Martin began by explaining that economic uncertainty was widespread before 2020, but that the pandemic has exposed the fragility of many businesses. Where companies may have tentatively discussed flexible working, hot desking and home working in the past, the pandemic has kick-started discussions about embedding these into future plans.
Two schools of thought
While people find change uncomfortable, the pandemic has proven that we can adapt. But do we look to create an environment that takes us back to near normal? Or do we embrace a new future, with some form of remote-working, and/or satellite offices at its heart?
Ed referenced the results of a YouGov survey (May 2020), which showed that 48% of people are working from home and 91% of people stated that they do not want to go back to how things were before.
The sustainability agenda also has a crucial role to play, i.e. can you reduce your carbon footprint if your workforce no longer needs to commute?
Managing uncertainty effectively is testing the mettle of leaders and every aspect of working – for every individual – needs to be investigated. Business culture will change, and leaders need to acknowledge this and think about the culture they want to build.

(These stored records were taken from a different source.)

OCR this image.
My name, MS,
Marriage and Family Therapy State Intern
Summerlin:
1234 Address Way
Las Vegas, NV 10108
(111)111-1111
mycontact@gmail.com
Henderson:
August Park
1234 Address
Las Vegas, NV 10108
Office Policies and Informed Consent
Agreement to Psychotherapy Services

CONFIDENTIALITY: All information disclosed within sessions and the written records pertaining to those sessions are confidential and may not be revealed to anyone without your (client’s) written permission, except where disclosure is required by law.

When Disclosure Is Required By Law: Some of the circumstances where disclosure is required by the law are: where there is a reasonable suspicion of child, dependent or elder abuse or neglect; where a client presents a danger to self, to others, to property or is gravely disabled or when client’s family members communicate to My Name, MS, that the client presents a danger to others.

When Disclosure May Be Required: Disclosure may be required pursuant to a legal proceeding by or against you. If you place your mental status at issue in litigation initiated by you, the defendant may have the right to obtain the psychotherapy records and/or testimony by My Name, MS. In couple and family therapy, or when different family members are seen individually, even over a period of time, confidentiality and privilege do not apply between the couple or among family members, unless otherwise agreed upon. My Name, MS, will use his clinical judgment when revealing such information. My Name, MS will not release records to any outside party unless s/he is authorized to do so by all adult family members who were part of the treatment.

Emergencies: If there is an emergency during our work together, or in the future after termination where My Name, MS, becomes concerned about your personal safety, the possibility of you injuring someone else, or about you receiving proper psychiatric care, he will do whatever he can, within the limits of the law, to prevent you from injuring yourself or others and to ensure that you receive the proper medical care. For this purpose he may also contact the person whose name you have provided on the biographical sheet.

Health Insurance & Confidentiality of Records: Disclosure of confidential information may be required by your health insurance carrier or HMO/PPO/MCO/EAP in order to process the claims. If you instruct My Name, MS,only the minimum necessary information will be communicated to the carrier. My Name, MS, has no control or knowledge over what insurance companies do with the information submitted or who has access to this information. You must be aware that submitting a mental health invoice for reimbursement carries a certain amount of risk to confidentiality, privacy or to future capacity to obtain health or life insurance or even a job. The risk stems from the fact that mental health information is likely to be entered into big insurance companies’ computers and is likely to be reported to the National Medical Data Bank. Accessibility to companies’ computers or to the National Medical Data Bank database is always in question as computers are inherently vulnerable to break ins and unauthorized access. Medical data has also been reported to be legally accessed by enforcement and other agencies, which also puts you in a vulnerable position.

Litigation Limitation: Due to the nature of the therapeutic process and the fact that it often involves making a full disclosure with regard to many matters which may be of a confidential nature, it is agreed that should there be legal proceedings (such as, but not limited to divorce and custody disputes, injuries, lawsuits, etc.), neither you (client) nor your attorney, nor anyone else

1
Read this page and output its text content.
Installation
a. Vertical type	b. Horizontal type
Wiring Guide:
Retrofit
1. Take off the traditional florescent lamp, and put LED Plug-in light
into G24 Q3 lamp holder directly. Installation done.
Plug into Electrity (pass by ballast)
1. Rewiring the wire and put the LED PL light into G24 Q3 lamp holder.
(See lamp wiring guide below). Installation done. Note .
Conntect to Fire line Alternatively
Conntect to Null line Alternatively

While working from home may be beneficial for some and flexibility is a key driver for the new workforce, for others, working from home may not be practical. And don’t discount the value of informal office interactions – those water-cooler moments – which help form long-term friendships and create a buzz.
Communication within teams, between teams and across the business is crucial, especially for those who struggle even in near perfect conditions.
Your strategy needs a careful and deliberate audit and assessment of priorities for both near-term implementation as well as the mid- to long-term needs of your people, environment and strategy.
Thank you to Martin and Ed and for all the RGS Professionals members who joined us.